(É do conhecimento generalizado que as eleições legislativas representaram para o CDS o equivalente a ganhar um prémio robusto na lotaria. A sua integração na AD garantiu-lhe dois lugares no Parlamento em ambiente de morte anunciada e mais do que isso um lugar no Governo. O problema é que no contexto atual o ministério da Defesa não é pera doce, exigindo maturidade e consistência, características de que Nuno Melo nunca deu prova cabal. O caso da flotilha de protesto ativo contra a situação em Gaza, sim porque é mais uma manifestação de ativismo que em democracia é legítima e possível e não uma operação de ajuda alimentar, colocou de novo à prova a inconsistência e imaturidade do ministro, gerando um problema de coerência comunicacional e de decisão no Governo. Não só foram registadas falhas de comunicação entre o ministério da Defesa e dos Negócios Estrangeiros, e não devemos ignorar que é este que conduz a política externa, quanto à utilização da base das como a maneira como Nuno Melo identificou os ativistas portugueses detidos e deportados pelo Governo de Israel é do mais vil e grotesco que poderia ser imaginado, pois as convicções legítimas no plano pessoal e partidário sobrepuseram-se ao dever de defender os cidadãos portugueses detidos pelo Governo de Israel. Identificar os ativistas como apoiantes de terrorismo e implicitamente do Hamas é do mais execrável que poderia esperar-se de um governante. No plano pessoal, o ministro da Defesa pode pensar o que entender sobre Mariana Mortágua e restantes ativistas portugueses, pode combatê-los no plano político se tiver força e oportunidade para isso. Outra coisa bem diferente é fazê-lo no quadro de funções de Estado, onde o seu posicionamento deve pautar-se pela defesa possível dos cidadãos portugueses.)
Todo o alarido que a participação de Mariana Mortágua e restantes ativistas suscitou na sociedade portuguesa é indicativo da onda de direitização instalada nas instituições e na população em geral. O ativismo internacional faz parte dos mecanismos democráticos, podendo ou não ser alvo de crítica política. O ativismo político generalizado que precedeu o reconhecimento da independência de Timor suscitou na sociedade portuguesa um amplo apoio e compreensão, gerando uma frente alargada de apoios. A tragédia de Gaza é bem mais fraturante, mas a diferença principal está no contexto atual. O ministro da Defesa tem esfregado as mãos com a evolução neste contexto, pois tem-no dispensado dos esgares de sobressalto democrático a que a função o obriga, esperando por uma praia mais confortável e onde se sinta mais à vontade.

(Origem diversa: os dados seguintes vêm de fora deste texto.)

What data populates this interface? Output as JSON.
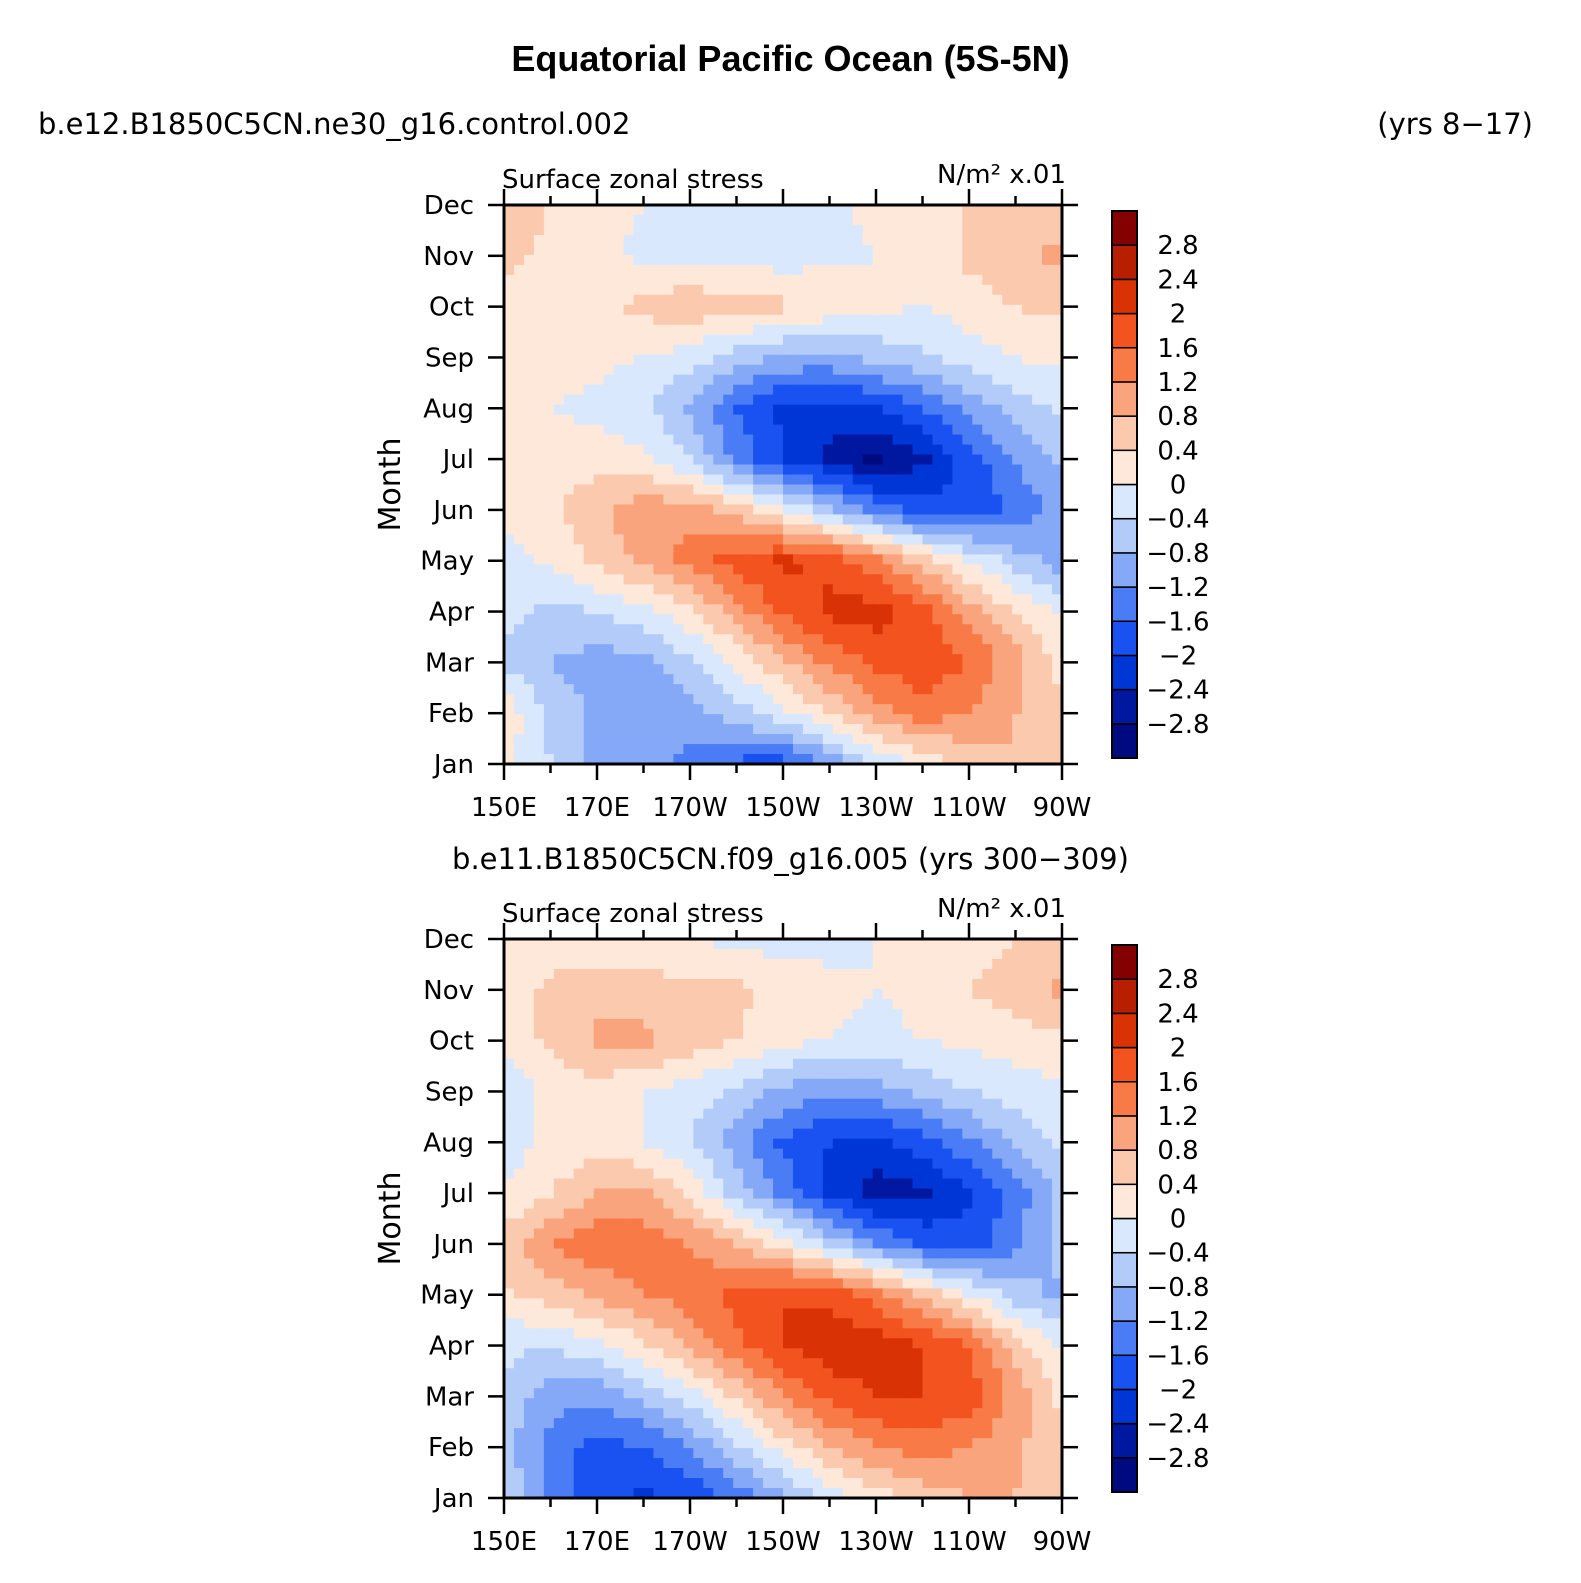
{
  "figure": {
    "title": "Equatorial Pacific Ocean (5S-5N)"
  },
  "panels_text": {
    "p1_case": "b.e12.B1850C5CN.ne30_g16.control.002",
    "p1_years": "(yrs 8−17)",
    "p2_case": "b.e11.B1850C5CN.f09_g16.005 (yrs 300−309)",
    "variable": "Surface zonal stress",
    "units": "N/m² x.01",
    "ylabel": "Month"
  },
  "colors": {
    "levels_palette": [
      "#000a80",
      "#0018a0",
      "#0035d6",
      "#1a52f2",
      "#4a7df5",
      "#86a9f7",
      "#b3cbf9",
      "#d9e8fc",
      "#fde8da",
      "#fbc9ad",
      "#f9a47d",
      "#f77a47",
      "#f2531f",
      "#d93305",
      "#b81e00",
      "#850000"
    ]
  },
  "chart_data": [
    {
      "type": "heatmap",
      "id": "control",
      "title": "Surface zonal stress",
      "units": "N/m² x.01",
      "case": "b.e12.B1850C5CN.ne30_g16.control.002",
      "years": "(yrs 8−17)",
      "xlabel": "",
      "ylabel": "Month",
      "x_ticks": [
        "150E",
        "170E",
        "170W",
        "150W",
        "130W",
        "110W",
        "90W"
      ],
      "x_lon": [
        150,
        170,
        190,
        210,
        230,
        250,
        270
      ],
      "y_ticks": [
        "Jan",
        "Feb",
        "Mar",
        "Apr",
        "May",
        "Jun",
        "Jul",
        "Aug",
        "Sep",
        "Oct",
        "Nov",
        "Dec"
      ],
      "levels": [
        -2.8,
        -2.4,
        -2.0,
        -1.6,
        -1.2,
        -0.8,
        -0.4,
        0,
        0.4,
        0.8,
        1.2,
        1.6,
        2.0,
        2.4,
        2.8
      ],
      "grid_lon": [
        150,
        160,
        170,
        180,
        190,
        200,
        210,
        220,
        230,
        240,
        250,
        260,
        270
      ],
      "values": [
        [
          0.1,
          -0.4,
          -0.9,
          -1.0,
          -1.3,
          -1.7,
          -1.8,
          -1.1,
          -0.4,
          0.1,
          0.5,
          0.8,
          0.7
        ],
        [
          0.3,
          -0.5,
          -0.9,
          -1.1,
          -1.0,
          -0.6,
          -0.1,
          0.4,
          1.0,
          1.4,
          1.2,
          0.8,
          0.5
        ],
        [
          -0.5,
          -0.8,
          -1.0,
          -0.9,
          -0.5,
          0.1,
          0.7,
          1.3,
          1.7,
          1.9,
          1.6,
          1.0,
          0.2
        ],
        [
          -0.3,
          -0.5,
          -0.4,
          -0.1,
          0.3,
          1.0,
          1.7,
          2.1,
          2.2,
          1.8,
          1.0,
          0.4,
          -0.1
        ],
        [
          -0.2,
          0.1,
          0.5,
          0.9,
          1.4,
          1.8,
          2.1,
          1.9,
          1.3,
          0.6,
          0.0,
          -0.6,
          -1.0
        ],
        [
          0.1,
          0.3,
          0.7,
          1.1,
          1.0,
          0.6,
          0.0,
          -0.7,
          -1.4,
          -1.8,
          -1.9,
          -1.5,
          -1.0
        ],
        [
          0.2,
          0.2,
          0.2,
          0.1,
          -0.4,
          -1.3,
          -2.0,
          -2.5,
          -2.9,
          -2.5,
          -1.8,
          -1.2,
          -0.7
        ],
        [
          0.1,
          0.0,
          -0.1,
          -0.3,
          -0.9,
          -1.6,
          -2.1,
          -2.2,
          -2.0,
          -1.6,
          -1.1,
          -0.6,
          -0.3
        ],
        [
          0.2,
          0.2,
          0.1,
          0.0,
          -0.2,
          -0.6,
          -0.9,
          -0.9,
          -0.7,
          -0.5,
          -0.2,
          0.0,
          0.1
        ],
        [
          0.3,
          0.3,
          0.3,
          0.5,
          0.7,
          0.6,
          0.5,
          0.3,
          0.1,
          0.0,
          0.2,
          0.4,
          0.5
        ],
        [
          0.5,
          0.3,
          0.1,
          -0.1,
          -0.1,
          -0.2,
          -0.2,
          -0.1,
          0.0,
          0.1,
          0.5,
          0.7,
          0.9
        ],
        [
          0.6,
          0.4,
          0.2,
          0.0,
          -0.1,
          -0.2,
          -0.2,
          -0.1,
          0.1,
          0.2,
          0.4,
          0.5,
          0.6
        ]
      ]
    },
    {
      "type": "heatmap",
      "id": "f09",
      "title": "Surface zonal stress",
      "units": "N/m² x.01",
      "case": "b.e11.B1850C5CN.f09_g16.005 (yrs 300−309)",
      "xlabel": "",
      "ylabel": "Month",
      "x_ticks": [
        "150E",
        "170E",
        "170W",
        "150W",
        "130W",
        "110W",
        "90W"
      ],
      "x_lon": [
        150,
        170,
        190,
        210,
        230,
        250,
        270
      ],
      "y_ticks": [
        "Jan",
        "Feb",
        "Mar",
        "Apr",
        "May",
        "Jun",
        "Jul",
        "Aug",
        "Sep",
        "Oct",
        "Nov",
        "Dec"
      ],
      "levels": [
        -2.8,
        -2.4,
        -2.0,
        -1.6,
        -1.2,
        -0.8,
        -0.4,
        0,
        0.4,
        0.8,
        1.2,
        1.6,
        2.0,
        2.4,
        2.8
      ],
      "grid_lon": [
        150,
        160,
        170,
        180,
        190,
        200,
        210,
        220,
        230,
        240,
        250,
        260,
        270
      ],
      "values": [
        [
          -0.4,
          -1.3,
          -1.8,
          -2.1,
          -1.9,
          -1.5,
          -0.9,
          -0.3,
          0.2,
          0.6,
          0.8,
          0.8,
          0.5
        ],
        [
          -0.6,
          -1.4,
          -1.8,
          -1.6,
          -1.2,
          -0.5,
          0.2,
          0.8,
          1.2,
          1.4,
          1.2,
          0.9,
          0.4
        ],
        [
          -0.5,
          -1.0,
          -1.1,
          -0.7,
          -0.2,
          0.5,
          1.2,
          1.7,
          2.0,
          2.0,
          1.8,
          1.1,
          0.3
        ],
        [
          -0.3,
          -0.4,
          -0.1,
          0.3,
          0.9,
          1.5,
          2.0,
          2.3,
          2.3,
          2.0,
          1.6,
          0.6,
          -0.1
        ],
        [
          0.3,
          0.6,
          0.9,
          1.2,
          1.4,
          1.7,
          2.0,
          1.9,
          1.4,
          0.7,
          0.0,
          -0.6,
          -0.9
        ],
        [
          0.6,
          1.2,
          1.5,
          1.4,
          1.2,
          0.8,
          0.2,
          -0.5,
          -1.2,
          -1.7,
          -1.8,
          -1.3,
          -0.6
        ],
        [
          0.0,
          0.4,
          0.8,
          0.9,
          0.3,
          -0.6,
          -1.3,
          -2.1,
          -2.6,
          -2.5,
          -2.1,
          -1.4,
          -0.7
        ],
        [
          -0.2,
          0.1,
          0.2,
          0.0,
          -0.4,
          -1.0,
          -1.7,
          -2.0,
          -2.1,
          -1.8,
          -1.3,
          -0.7,
          -0.3
        ],
        [
          -0.3,
          0.1,
          0.2,
          0.0,
          -0.2,
          -0.5,
          -0.9,
          -1.1,
          -1.0,
          -0.7,
          -0.4,
          -0.2,
          -0.1
        ],
        [
          0.1,
          0.5,
          0.9,
          0.9,
          0.6,
          0.4,
          0.1,
          0.0,
          -0.1,
          0.0,
          0.1,
          0.2,
          0.3
        ],
        [
          0.2,
          0.5,
          0.6,
          0.6,
          0.5,
          0.5,
          0.3,
          0.1,
          0.0,
          0.1,
          0.4,
          0.6,
          0.9
        ],
        [
          0.1,
          0.2,
          0.2,
          0.1,
          0.0,
          -0.1,
          -0.2,
          -0.1,
          0.0,
          0.1,
          0.2,
          0.4,
          0.5
        ]
      ]
    }
  ]
}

É um facto que está em cima da mesa uma hipótese de paz, orquestrada pela estratégia de força de Trump e Nethanyahu. Mas isso não implica que o plano de paz (a confusão é muita sobre quantos planos de paz existem e qual é a versão que os contendores estão a interpretar) não seja suscetível de crítica, sobretudo pelas condições em que será negociado, apontando mais para um trado de capitulação do que propriamente para uma paz negociada.
O moribundo CDS atual está longe do personalismo cristão que poderia inspirar uma visão mais compreensiva do ativismo da flotilha, por isso a oportunidade de destilar a animosidade aberta contra esta forma de manifestação política foi aproveitada com sofreguidão. O homem (o Ministro) deve suar as estopinhas e colocar-se permanentemente em bicos de pés para se fazer ouvir no Governo.
O problema é que para quem ontem à noite hesitava em ver o jogo no Dragão ou a chegada dos ativistas ao aeroporto foi fácil compreender que os ativistas tiveram as suas duas ou três horas de glória comunicacional, pois todas as televisões se mantiveram na receção, que começara já em reportagens em Madrid, aguentando firme contra a chegada dos comentadores desportivos em força, para explicar o taticismo de Mourinho e a não ambição de Farioli. Mariana Mortágua foi muito criticada por, num momento difícil do Bloco de Esquerda, ter preferido o ativismo no Mediterrrâneo à imersão nas suas bases em plena campanha autárquica. Mas estou em crer que se entre esses críticos estavam apoiantes ou simpatizante do Bloco eles terão percebido que o estrondo comunicacional da chegada talvez tenha dado um pequeno impulso de resistência ao partido.
Quanto ao Ministro terá começado a treinar mais alguns esgares histriónicos de convicção democrática, pois esta descaída saiu-lhe mal, deu espaço para Chicão parecer um progressista e há que partir para outra, pois a oportunidade de se manter à tona é coisa que tem de ser preservada a toda a força.